Thanks to local activism, the 23 Caton site is cleaner and safer, but it is still not an asset to the community," said Mandy Harris, founder of the Stable Brooklyn, the local neighborhood association. "We need Starwood Capital to work with us to figure out how to complete the building in such a way that it will be a welcome addition to our neighborhood. We hope that this new initiative by Councilmember Lander will help us get there."

Other sites of note:
  • 824 Friel Place was an unsecured site, with a half-completed foundation and no construction fence, that was being squatted and had become a nuisance and a danger to its neighbors.  After intervention by Councilmember Lander, Common Ground’s Street Outreach Program (funded by the NYC Department of Homeless Services) arranged for a shelter placement for the homeless individual on the site, and the NYC Department of Housing Preservation and Development (HPD) arranged for a new construction fence.  A new, affordable home will be built on the site through an existing HPD program.
  • 333 Carroll Street has a steel structure on top of the existing manufacturing building but no valid building permits.  The addition is out-of-compliance with the new Carroll Gardens Contextual Rezoning, which went into effect in 2009.
  • Two vacant, half-excavated sites at the corner of 6th Street at 4th Avenue – with construction fences taking up large portions of the block and pools of standing water – have made a moonscape out of a residential block.

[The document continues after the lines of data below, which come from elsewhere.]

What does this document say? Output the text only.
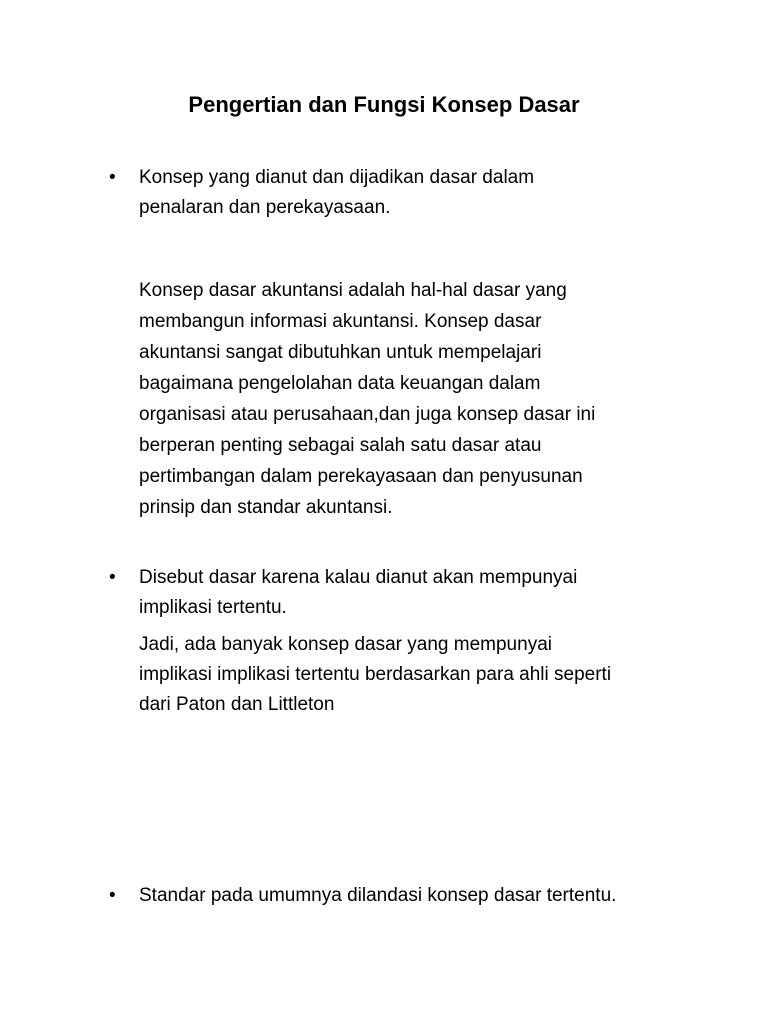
Pengertian dan Fungsi Konsep Dasar
• Konsep yang dianut dan dijadikan dasar dalam
penalaran dan perekayasaan.
Konsep dasar akuntansi adalah hal-hal dasar yang
membangun informasi akuntansi. Konsep dasar
akuntansi sangat dibutuhkan untuk mempelajari
bagaimana pengelolahan data keuangan dalam
organisasi atau perusahaan,dan juga konsep dasar ini
berperan penting sebagai salah satu dasar atau
pertimbangan dalam perekayasaan dan penyusunan
prinsip dan standar akuntansi.
• Disebut dasar karena kalau dianut akan mempunyai
implikasi tertentu.
Jadi, ada banyak konsep dasar yang mempunyai
implikasi implikasi tertentu berdasarkan para ahli seperti
dari Paton dan Littleton
• Standar pada umumnya dilandasi konsep dasar tertentu.
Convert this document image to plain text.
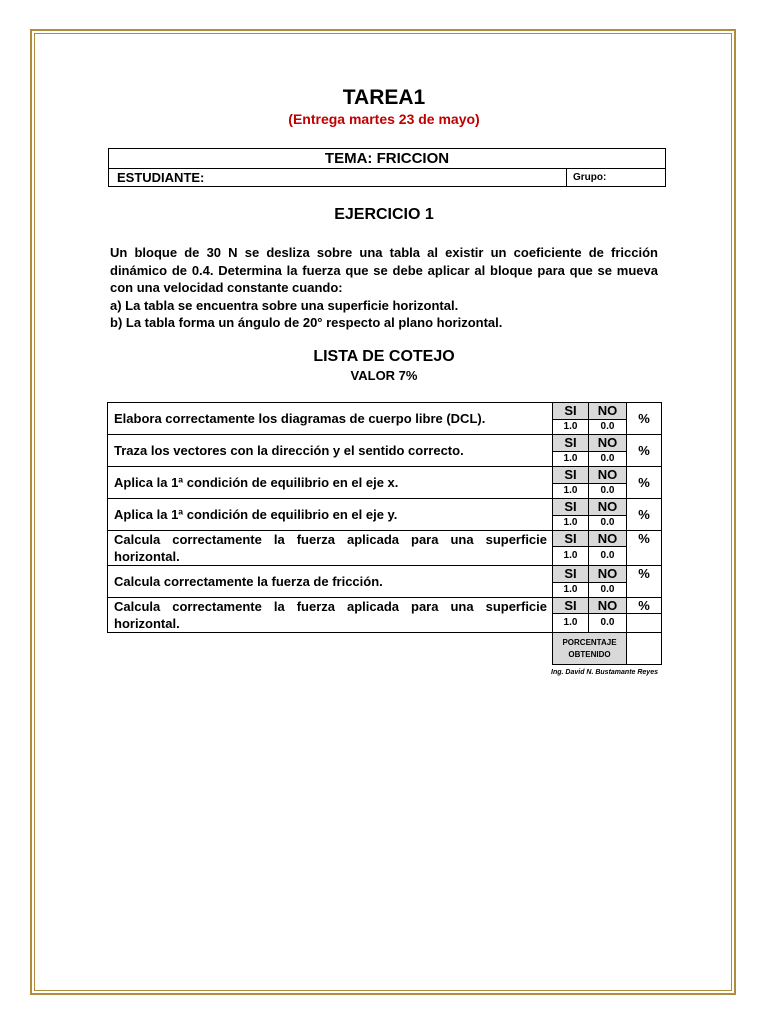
TAREA1
(Entrega martes 23 de mayo)
TEMA: FRICCION
ESTUDIANTE:	Grupo:
EJERCICIO 1

Un bloque de 30 N se desliza sobre una tabla al existir un coeficiente de fricción dinámico de 0.4. Determina la fuerza que se debe aplicar al bloque para que se mueva con una velocidad constante cuando:

a) La tabla se encuentra sobre una superficie horizontal.

b) La tabla forma un ángulo de 20° respecto al plano horizontal.

LISTA DE COTEJO
VALOR 7%
Elabora correctamente los diagramas de cuerpo libre (DCL).	SI	NO	%
	1.0	0.0	
Traza los vectores con la dirección y el sentido correcto.	SI	NO	%
	1.0	0.0	
Aplica la 1ª condición de equilibrio en el eje x.	SI	NO	%
	1.0	0.0	
Aplica la 1ª condición de equilibrio en el eje y.	SI	NO	%
	1.0	0.0	
Calcula correctamente la fuerza aplicada para una superficie horizontal.	SI	NO	%
	1.0	0.0	
Calcula correctamente la fuerza de fricción.	SI	NO	%
	1.0	0.0	
Calcula correctamente la fuerza aplicada para una superficie horizontal.	SI	NO	%
	1.0	0.0	

	PORCENTAJE
OBTENIDO		

Ing. David N. Bustamante Reyes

The survey was conducted by volunteers in November 2009-January 2010 and found 39 sites that filed for construction or demolition permits and then halted work before completion.  Seventeen of these buildings have been classified as “stalled” by the Department of Buildings.  Dozens of district residents contributed tips about buildings and Department of Buildings records from 311 complaints to create this exhaustive list.

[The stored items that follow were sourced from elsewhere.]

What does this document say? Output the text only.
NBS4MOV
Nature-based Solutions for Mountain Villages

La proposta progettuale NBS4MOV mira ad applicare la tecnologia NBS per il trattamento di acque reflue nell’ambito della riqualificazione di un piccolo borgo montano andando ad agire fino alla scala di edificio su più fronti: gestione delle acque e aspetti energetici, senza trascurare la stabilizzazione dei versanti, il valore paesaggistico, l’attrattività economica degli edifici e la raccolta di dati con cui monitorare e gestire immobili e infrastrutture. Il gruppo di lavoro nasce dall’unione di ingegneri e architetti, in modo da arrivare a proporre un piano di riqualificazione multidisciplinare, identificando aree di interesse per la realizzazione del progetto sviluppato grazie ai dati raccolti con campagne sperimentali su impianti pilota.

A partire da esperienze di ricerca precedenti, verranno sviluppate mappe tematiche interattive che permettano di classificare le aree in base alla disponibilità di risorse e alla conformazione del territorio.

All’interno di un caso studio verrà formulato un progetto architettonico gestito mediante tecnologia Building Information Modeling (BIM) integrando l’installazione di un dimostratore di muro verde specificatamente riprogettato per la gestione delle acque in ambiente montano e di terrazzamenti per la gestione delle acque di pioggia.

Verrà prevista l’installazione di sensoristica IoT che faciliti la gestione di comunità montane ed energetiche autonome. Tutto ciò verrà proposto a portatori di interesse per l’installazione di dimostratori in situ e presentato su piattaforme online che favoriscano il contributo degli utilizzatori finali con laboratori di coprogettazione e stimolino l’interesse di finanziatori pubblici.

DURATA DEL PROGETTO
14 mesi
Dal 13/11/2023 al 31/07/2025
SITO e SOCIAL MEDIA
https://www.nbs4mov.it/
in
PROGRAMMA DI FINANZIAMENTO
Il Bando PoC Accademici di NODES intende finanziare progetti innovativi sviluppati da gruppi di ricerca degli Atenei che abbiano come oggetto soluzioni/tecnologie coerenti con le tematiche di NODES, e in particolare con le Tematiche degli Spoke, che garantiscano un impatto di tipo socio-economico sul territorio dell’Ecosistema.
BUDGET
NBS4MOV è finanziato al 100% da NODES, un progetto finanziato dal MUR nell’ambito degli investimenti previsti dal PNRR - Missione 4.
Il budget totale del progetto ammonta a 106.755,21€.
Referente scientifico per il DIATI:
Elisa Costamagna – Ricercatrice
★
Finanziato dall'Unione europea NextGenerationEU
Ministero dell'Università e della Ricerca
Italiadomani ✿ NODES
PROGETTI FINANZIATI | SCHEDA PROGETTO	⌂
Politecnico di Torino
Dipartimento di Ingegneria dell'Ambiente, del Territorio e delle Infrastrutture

“Working together, community residents can help keep track of these sites and improve upon the information that is currently provided by the City,” said Rick Luftglass, a local resident who led the effort to assemble the data.  Councilmember Lander is encouraging people to provide feedback and help track the progress of developments in the 39th District at his website: www.stalleddevelopment.com.

“It’s encouraging to see an elected official innovating in a way that engages their constituents and makes it easier for their constituents to participate with government,” said Justin Krebs, Executive Director of Living Liberally and well-known new media organizer.   “It’s exciting to see an elected official use technology to embrace community feedback and hear from residents on a pressing issue.”